Anybody that really knows the answer to that question probably can't/won't tell you.
That said, unless you have reason to believe the government is *really* interested in your data, any of the good programs should be more then adequate.

 

[Smilin]

If you implement your public key infrastructure correctly it will take longer for someone to decrypt your files than it would take for them to find another method (break into your work, install cameras, or some other extreme measures).


Links:

Best Practices for EFS with 2003 and XP

Best practices for the Encrypting File System - http://support.microsoft.com/default.aspx?scid=kb;en-us;223316

A good 'rule of thumb' guide to EFS management. This goes through user education, archival, private key sensitivity, and other important information for PKI administrators.

The Encrypting File System - http://www.microsoft.com/technet/security/topics/cryptographyetc/efs.mspx

An excellent and lengthy guide to deploying and maintaining EFS in a recommended fashion. Covers Disaster Recovery, additional protection guidelines, and many links to specific useful articles based on subject matter.

Create a recovery policy for a domain - http://www.microsoft.com/technet/prodte...af14d-66e3-4cee-bc3d-38795b046c25.mspx

Add a recovery agent for a domain - http://www.microsoft.com/technet/prodte...01135-c289-4f64-8bf3-8c0de903a8b7.mspx

The two articles above cover the brief set of steps necessary to adding Data Recovery Agents when in an AD environment. This is critical to protecting your data from a careless or malicious end user.

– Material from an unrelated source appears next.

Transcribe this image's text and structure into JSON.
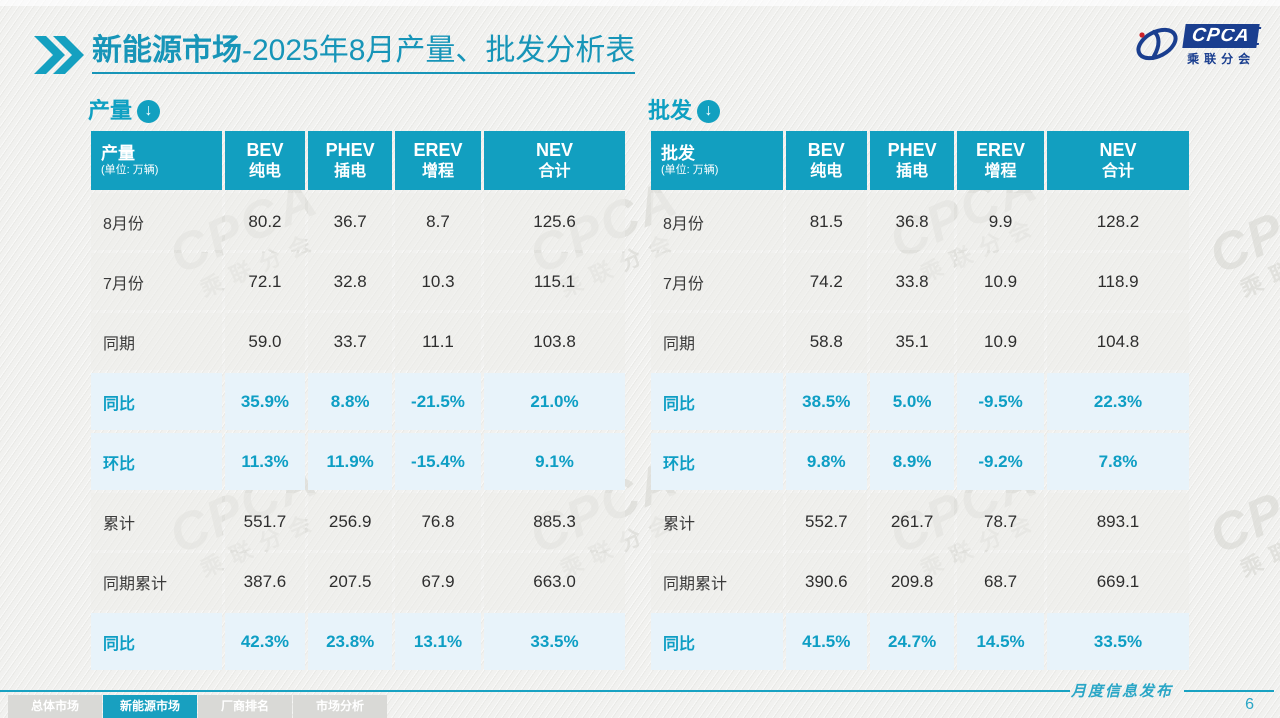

Encrypting File System Tools and Settings - http://www.microsoft.com/technet/prodte...22595-5d30-4b19-945a-b6e4bb33bd6f.mspx

A list of the most useful EFS-related tools for making management of encrypted files much easier. Includes info on EFSINFO and CIPHER, as well as links to sub-articles with the complete syntax for these commands. This also has some very useful information on using Group Policy to manage EFS which will be exposed fully after your migration is completed.

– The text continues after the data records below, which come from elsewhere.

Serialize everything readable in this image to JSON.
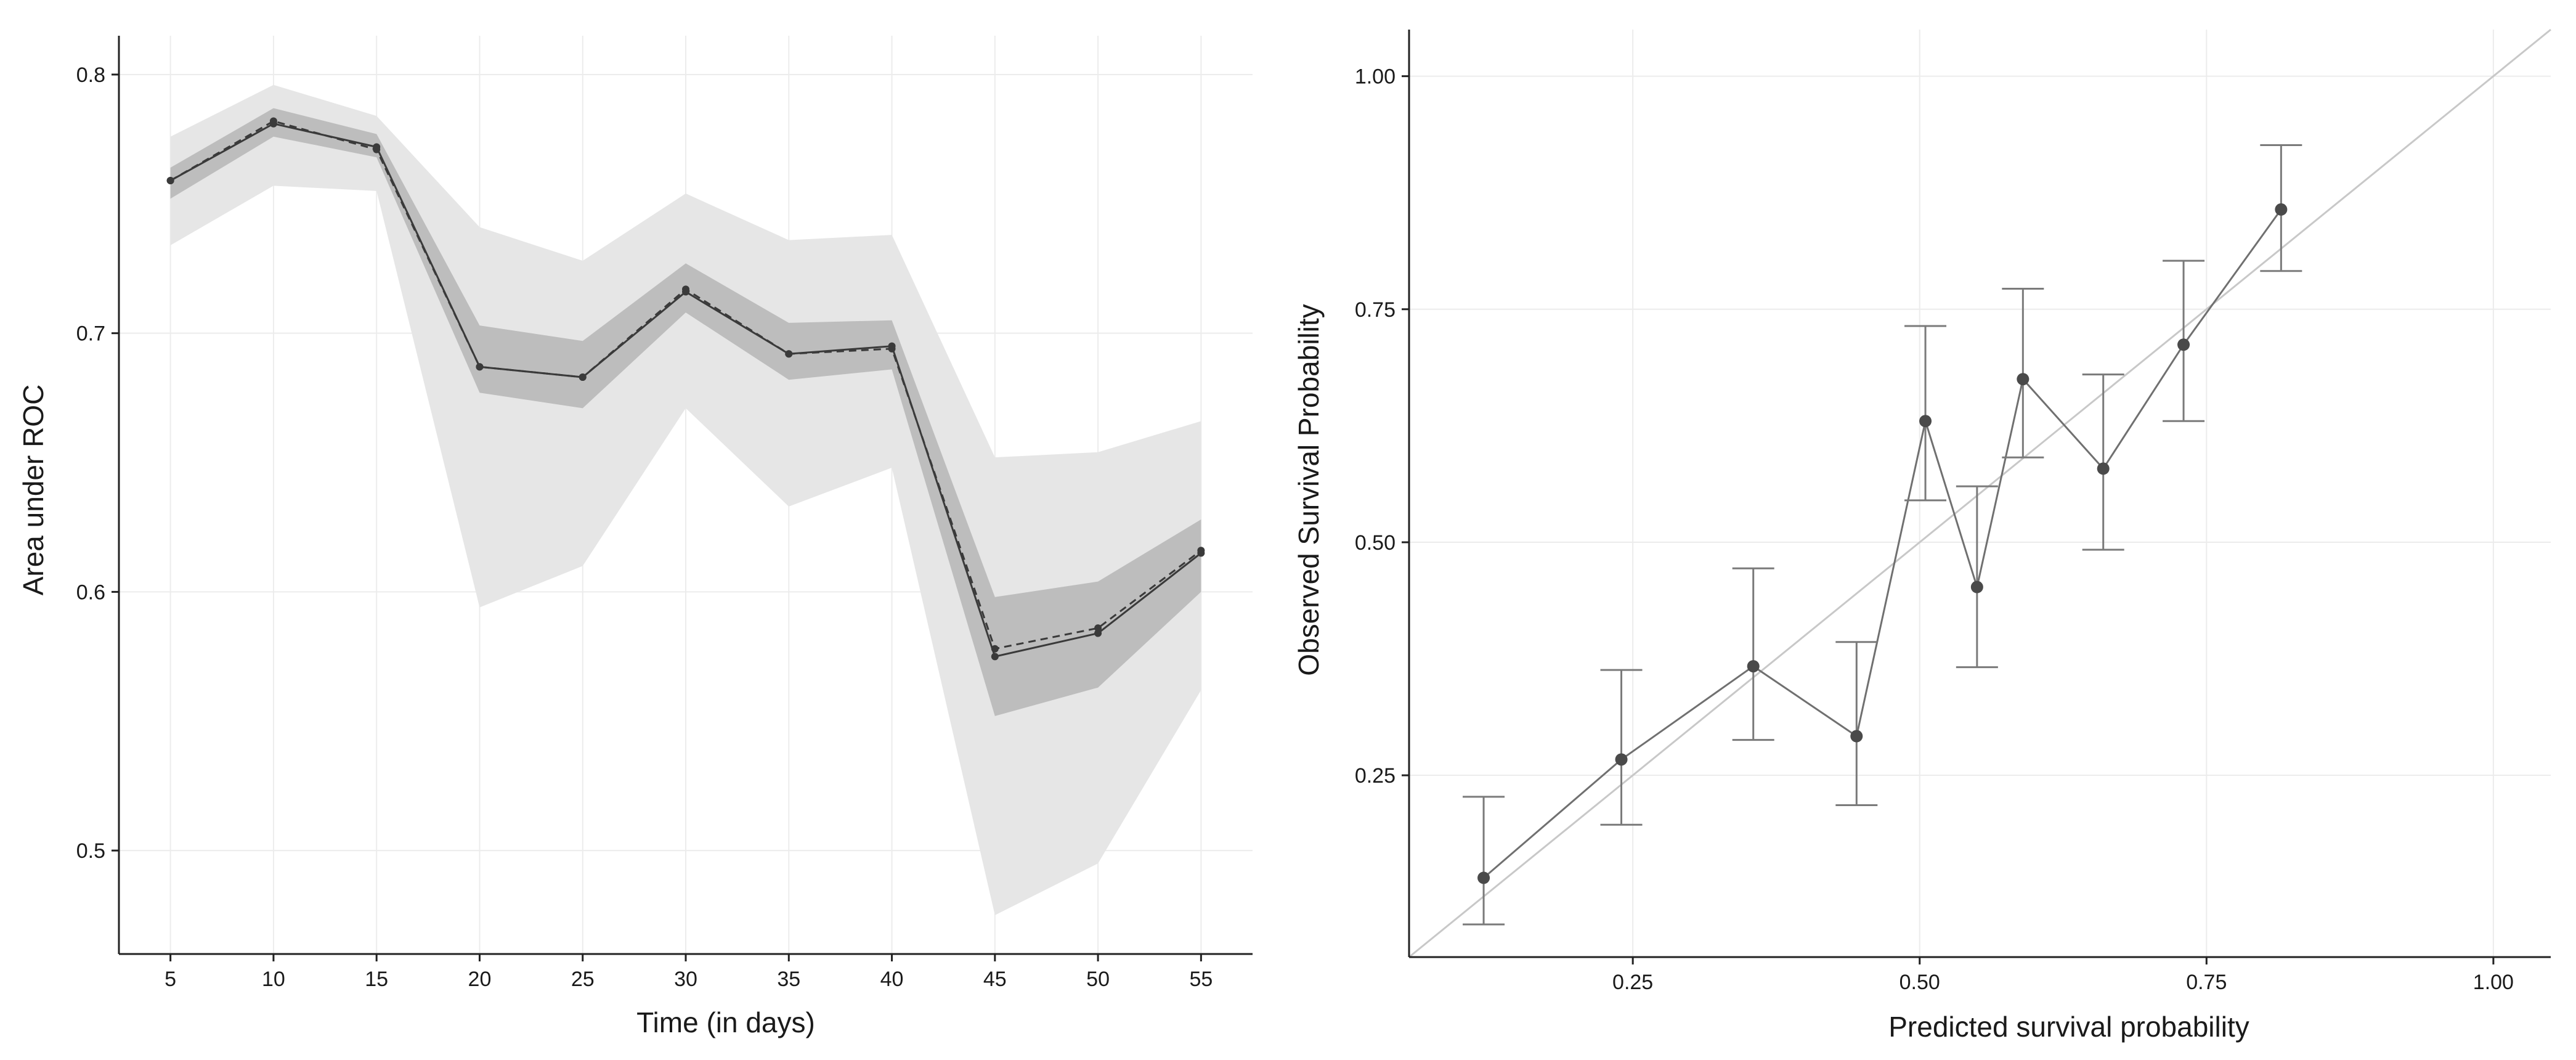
{
  "chart_data": [
    {
      "type": "line",
      "title": "",
      "xlabel": "Time (in days)",
      "ylabel": "Area under ROC",
      "xlim": [
        2.5,
        57.5
      ],
      "ylim": [
        0.46,
        0.815
      ],
      "x": [
        5,
        10,
        15,
        20,
        25,
        30,
        35,
        40,
        45,
        50,
        55
      ],
      "x_tick_labels": [
        "5",
        "10",
        "15",
        "20",
        "25",
        "30",
        "35",
        "40",
        "45",
        "50",
        "55"
      ],
      "y_ticks": [
        0.5,
        0.6,
        0.7,
        0.8
      ],
      "y_tick_labels": [
        "0.5",
        "0.6",
        "0.7",
        "0.8"
      ],
      "grid": true,
      "series": [
        {
          "name": "solid",
          "style": "solid",
          "values": [
            0.759,
            0.781,
            0.772,
            0.687,
            0.683,
            0.716,
            0.692,
            0.695,
            0.575,
            0.584,
            0.615
          ]
        },
        {
          "name": "dashed",
          "style": "dashed",
          "values": [
            0.759,
            0.782,
            0.771,
            0.687,
            0.683,
            0.717,
            0.692,
            0.694,
            0.578,
            0.586,
            0.616
          ]
        }
      ],
      "bands": [
        {
          "name": "outer",
          "lower": [
            0.734,
            0.757,
            0.755,
            0.594,
            0.61,
            0.671,
            0.633,
            0.648,
            0.475,
            0.495,
            0.562
          ],
          "upper": [
            0.776,
            0.796,
            0.784,
            0.741,
            0.728,
            0.754,
            0.736,
            0.738,
            0.652,
            0.654,
            0.666
          ]
        },
        {
          "name": "inner",
          "lower": [
            0.752,
            0.776,
            0.768,
            0.677,
            0.671,
            0.708,
            0.682,
            0.686,
            0.552,
            0.563,
            0.6
          ],
          "upper": [
            0.764,
            0.787,
            0.777,
            0.703,
            0.697,
            0.727,
            0.704,
            0.705,
            0.598,
            0.604,
            0.628
          ]
        }
      ]
    },
    {
      "type": "scatter",
      "title": "",
      "xlabel": "Predicted survival probability",
      "ylabel": "Observed Survival Probability",
      "xlim": [
        0.055,
        1.05
      ],
      "ylim": [
        0.055,
        1.05
      ],
      "x_ticks": [
        0.25,
        0.5,
        0.75,
        1.0
      ],
      "x_tick_labels": [
        "0.25",
        "0.50",
        "0.75",
        "1.00"
      ],
      "y_ticks": [
        0.25,
        0.5,
        0.75,
        1.0
      ],
      "y_tick_labels": [
        "0.25",
        "0.50",
        "0.75",
        "1.00"
      ],
      "grid": true,
      "reference_line": "identity",
      "points": [
        {
          "x": 0.12,
          "y": 0.14,
          "lower": 0.09,
          "upper": 0.227
        },
        {
          "x": 0.24,
          "y": 0.267,
          "lower": 0.197,
          "upper": 0.363
        },
        {
          "x": 0.355,
          "y": 0.367,
          "lower": 0.288,
          "upper": 0.472
        },
        {
          "x": 0.445,
          "y": 0.292,
          "lower": 0.218,
          "upper": 0.393
        },
        {
          "x": 0.505,
          "y": 0.63,
          "lower": 0.545,
          "upper": 0.732
        },
        {
          "x": 0.55,
          "y": 0.452,
          "lower": 0.366,
          "upper": 0.56
        },
        {
          "x": 0.59,
          "y": 0.675,
          "lower": 0.591,
          "upper": 0.772
        },
        {
          "x": 0.66,
          "y": 0.579,
          "lower": 0.492,
          "upper": 0.68
        },
        {
          "x": 0.73,
          "y": 0.712,
          "lower": 0.63,
          "upper": 0.802
        },
        {
          "x": 0.815,
          "y": 0.857,
          "lower": 0.791,
          "upper": 0.926
        }
      ]
    }
  ]
}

Best practices for PKI with 2003 and XP

Here are some webcasts on how to implement a Publick Key Infrastructure:
Best Practices for Implementing a Microsoft Windows Server 2003 Public Key Infrastructure - http://www.microsoft.com/technet/prodte...03/technologies/security/ws3pkibp.mspx

If you read nothing else, this is the guide to examine. This online whitepaper covers every aspect of best practices in PKI, from planning, deployment, offline roots, scenarios, samples, and the rest.

TechNet Support WebCast: Best Practices for Public Key Infrastructure: Steps to build an offline root certification authority (part 1 of 2) - http://support.microsoft.com/default.aspx?scid=kb;en-us;896733

TechNet Support WebCast: Best practices for Public Key Infrastructure: Setting up an offline subordinate and an online enterprise subordinate (part 2 of 2) - http://support.microsoft.com/default.aspx?scid=kb;en-us;896737

Finally, the above two online webcasts cover the end-to-end process of creating an offline root certificate authority structure for maximum security. This two-part presentation walks through the entire process, and is great for people that want to see how it works before digging into whitepapers and labs to make it all happen.